Kimio Sumaru, Shinji Sugiura, and Toshiyuki Kanamori. Research Center of Advanced Bionics, National Institute of Advanced Industrial Science and Technology, Tsukuba Central 5, 1-1-1 Higashi, Tsukuba, Japan

We have presented a mathematical model to simulate the cell growth on a scaffold, assuming that the size of an organoid is limited by the oxygen supply to the cells forming the organoid1).

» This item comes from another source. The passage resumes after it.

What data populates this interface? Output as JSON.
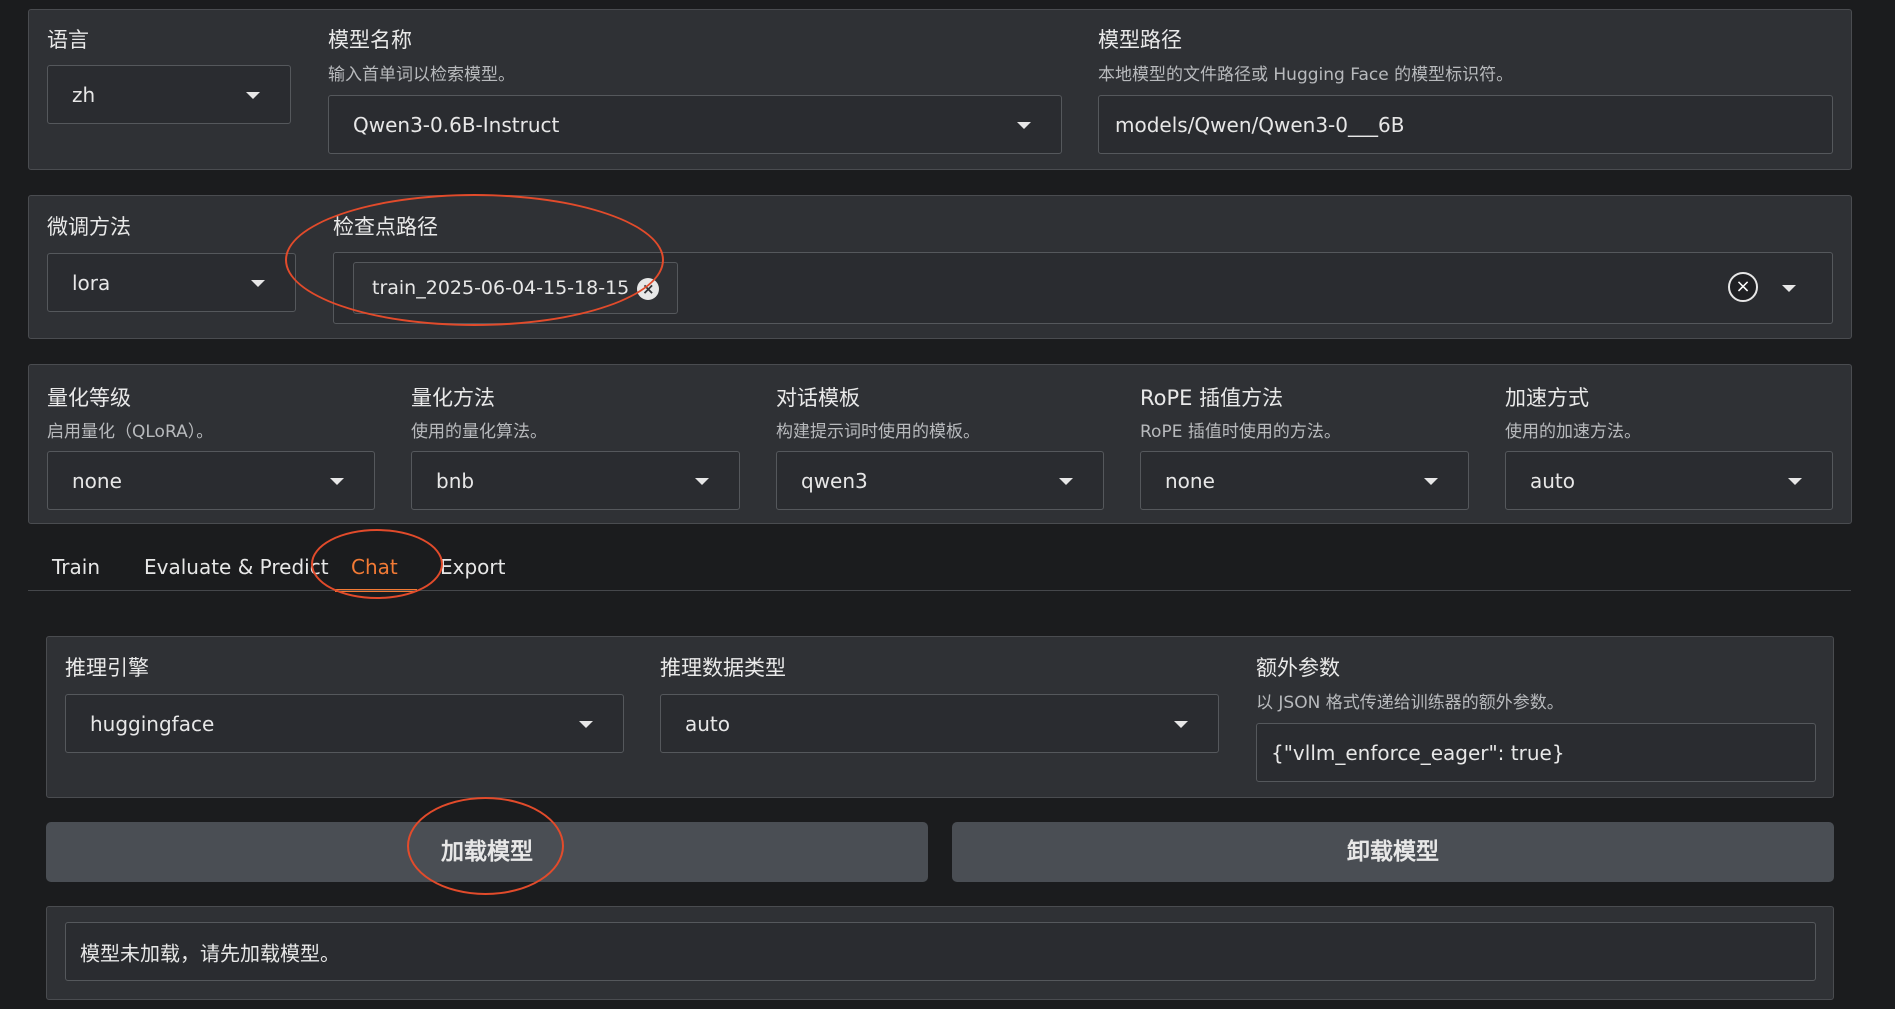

Oxygen transport occurs solely by diffusion in the organoid cultivated on a scaffold, and this situation imposes severe restrictions on the system; necrosis due to oxygen deficiency will occur in regions where the partial oxygen pressure is lower than a certain critical value. Figure shows an example of the results taken for the cylindrical organoid of hepatocyte ("cylindroids") cultivated in a hollow-fiber scaffold. The maximum sizes of the cylindroids estimated by the model coincides well with the experimental data presented in the previous literatures, showing the validity of the model. Based on the model, we make some concrete proposals for the optimal design of organoid-scaffold system and microbiochip on which cells are cultivated and handled.

Reference

1) Sumaru K., Kanamori T.: Optimal Design of Bio-Hybrid Systems with a Hollow Fiber Scaffold: Model Analysis of Oxygen Diffusion/Consumption, Biochem.Eng.J., 20, 127-136 (2004)

Figure Schematic illustration of the cylindroid/hollow-fiber system and corresponding p distribution of calculated for several values of αfDfmDm.